Well at least that is where the information theoretic approach begins. As you get properly quantum, and materiality gets totally slippery, the event horizons start to look like they are creating our reality as a holographic projection.
That is getting crackpot of course. But that is another reason for liking pansemiosis. It stops the metaphysics going that far and becoming nonsense.
Macrostates of nature have to be multirealisable. Indifferent to their particulars. An ideal gas has a temperature and pressure despite the fact that there are any number of ways the particles composing that gas could have distributed their motions, their kinetic energies.
So the actual arrangement of the particles is information that needs to be shed for more macro levels of reality to emerge. The dynamics of the micro scale are averaged over.
Newtonian concepts of causality are locked into determinism. Quantum indeterminacy does undermine that fundamentally. But also our models of nature need this idea of hierarchical information loss to explain how higher organisation - habits or laws - could even emerge from "fixed motions".
At the microscale, particles seem fixed in their relations. They have no means to be indifferent to a world of impressed forces. So a capacity to be indifferent is the physically new macro property that emerges. Global states, like temperature and pressure, become real to the extent they don't have to sweat the detail. A capacity to shed information is the key to the macro scale having causal meaningfulness.
So this can be treated as metaphorical.

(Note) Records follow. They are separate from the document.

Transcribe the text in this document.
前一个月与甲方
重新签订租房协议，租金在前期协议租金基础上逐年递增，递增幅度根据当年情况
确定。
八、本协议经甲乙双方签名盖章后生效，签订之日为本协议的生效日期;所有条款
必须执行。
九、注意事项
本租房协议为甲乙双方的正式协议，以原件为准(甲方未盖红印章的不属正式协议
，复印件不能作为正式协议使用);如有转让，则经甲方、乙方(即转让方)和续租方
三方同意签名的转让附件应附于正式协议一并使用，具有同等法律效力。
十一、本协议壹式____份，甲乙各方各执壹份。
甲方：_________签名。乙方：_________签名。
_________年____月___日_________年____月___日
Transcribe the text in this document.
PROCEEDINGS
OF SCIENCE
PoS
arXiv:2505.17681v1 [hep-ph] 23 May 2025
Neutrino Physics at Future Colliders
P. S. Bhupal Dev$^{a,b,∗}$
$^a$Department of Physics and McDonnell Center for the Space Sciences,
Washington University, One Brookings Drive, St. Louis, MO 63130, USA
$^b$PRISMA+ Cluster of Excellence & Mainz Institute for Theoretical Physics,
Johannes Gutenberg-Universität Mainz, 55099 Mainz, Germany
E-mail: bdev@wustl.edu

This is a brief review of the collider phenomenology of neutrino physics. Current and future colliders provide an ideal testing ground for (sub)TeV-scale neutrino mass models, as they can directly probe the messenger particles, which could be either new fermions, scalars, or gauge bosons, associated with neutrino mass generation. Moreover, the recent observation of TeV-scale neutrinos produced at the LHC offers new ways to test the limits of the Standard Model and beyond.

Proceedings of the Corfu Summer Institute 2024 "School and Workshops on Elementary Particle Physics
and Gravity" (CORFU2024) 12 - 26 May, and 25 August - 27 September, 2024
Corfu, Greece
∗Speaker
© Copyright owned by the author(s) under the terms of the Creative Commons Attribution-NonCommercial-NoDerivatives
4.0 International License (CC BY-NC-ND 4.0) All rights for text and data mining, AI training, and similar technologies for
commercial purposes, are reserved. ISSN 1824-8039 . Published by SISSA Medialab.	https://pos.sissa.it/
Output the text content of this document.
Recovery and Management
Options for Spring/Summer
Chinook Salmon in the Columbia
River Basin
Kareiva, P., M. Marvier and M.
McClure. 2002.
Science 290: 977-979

And yet semiotics is the actual metaphysical model which makes sense of this "paradox". It explains why systematic information loss is key to the hierarchical self organisation of nature. It provides a way out of traditional reductionist causal thinking based on efficient/material causality.
Mention? It's the entire OP minus some implications, although you did do a good job at rewording it. Personally I've tried to present my writing to be simple and easy to understand rather than technical and hard to access, however perhaps I should ramp it up a bit. It seems sometimes like rather than pitting idea against ideas, some people prefer to pit their words against your words - using the most highly sophisticated words they can find, regardless of whether their sentences actually makes sense anymore. Anyway, to each their own.
I'm reading Hoffman and should have some comments for you in the not to distant future.